トップコートとは、防水工事における仕上げに塗る塗料のことです。
防水層を形成し、その上に仕上げとしてトップコートを塗装するわけですが、おもに防水工事の最終工程になります。
トップコートの重要な役割は、以下の通りです。
- 見栄えを整える
- 劣化を抑制する
- 機能を向上させる
見栄えを整える
トップコートは、仕上げ塗装として見栄えを整えることが重要な役割になります。
美しく塗装することで、見た目の印象を高めることが可能です。
また定期的に塗り替えることで、美しい外観を維持できます。
劣化を抑制する
防水工事では、防水層が水分の侵入を食い止める機能をしっかりと果たさなくてはいけません。
しかし防水層は、常に紫外線などの外的な刺激を受け続ける過酷な環境にあることから、経年とともに必ず劣化します。
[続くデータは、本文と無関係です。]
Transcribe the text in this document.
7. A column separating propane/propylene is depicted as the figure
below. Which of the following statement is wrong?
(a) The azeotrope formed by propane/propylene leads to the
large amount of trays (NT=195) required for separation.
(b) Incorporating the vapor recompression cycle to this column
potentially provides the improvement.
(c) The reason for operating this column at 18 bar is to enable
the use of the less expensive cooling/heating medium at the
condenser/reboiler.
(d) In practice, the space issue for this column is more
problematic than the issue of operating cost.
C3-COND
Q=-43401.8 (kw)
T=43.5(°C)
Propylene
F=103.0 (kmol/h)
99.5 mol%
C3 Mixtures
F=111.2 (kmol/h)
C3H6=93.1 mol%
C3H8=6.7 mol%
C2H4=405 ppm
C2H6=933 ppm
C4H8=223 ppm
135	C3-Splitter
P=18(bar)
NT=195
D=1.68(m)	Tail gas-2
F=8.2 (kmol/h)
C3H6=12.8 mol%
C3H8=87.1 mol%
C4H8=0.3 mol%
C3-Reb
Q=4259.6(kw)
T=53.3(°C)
この防水層の劣化進行を抑制することがトップコートの重要な役割になります。
つまりトップコートを仕上げに塗装することで、紫外線などの劣化要因がその下層にある防水層へ作用することを緩和しているわけです。
そしてベランダや屋上の防水は、トップコートから劣化が始まります。
トップコートの劣化が見られる場合は、防水層に影響が広がらないようできるだけ早めに塗り替えをすることが重要なメンテナンスになります。
機能を向上させる
トップコートの種類によっては機能性を持たせたものがあります。
そのひとつが遮熱機能です。
遮熱とは太陽光の反射率を高めることで、表面温度の上昇を防げるという機能になります。
建物の躯体は、温度が上昇すると膨張し、さらに夜間に温度が低下すると逆に収縮するなど伸縮する動きを繰り返します。
このような動きも防水の劣化を促しますが、遮熱性を高めることで躯体の伸縮も抑えられ影響を受けにくくなるのです。
そして防水の表面温度の低下は内部温度の低下にもつながるため、とくに夏の季節には省エネ効果も期待できるでしょう。
まとめ
トップコートは防水層を守る重要な役割があります。
防水層が劣化して防水機能が失われると、雨水が侵入して雨漏りを起こしたり、構造を腐らせたりするなど深刻な事態に陥ることもあります。
ところがトップコートを定期的に塗り替えるだけで、ベランダや屋根の防水を長持ちさせることが可能です。
このことは建物の寿命を守るためでもあります。
トップコートの劣化が見られるようなら、積極的にメンテナンスを検討してみてはいかがでしょうか。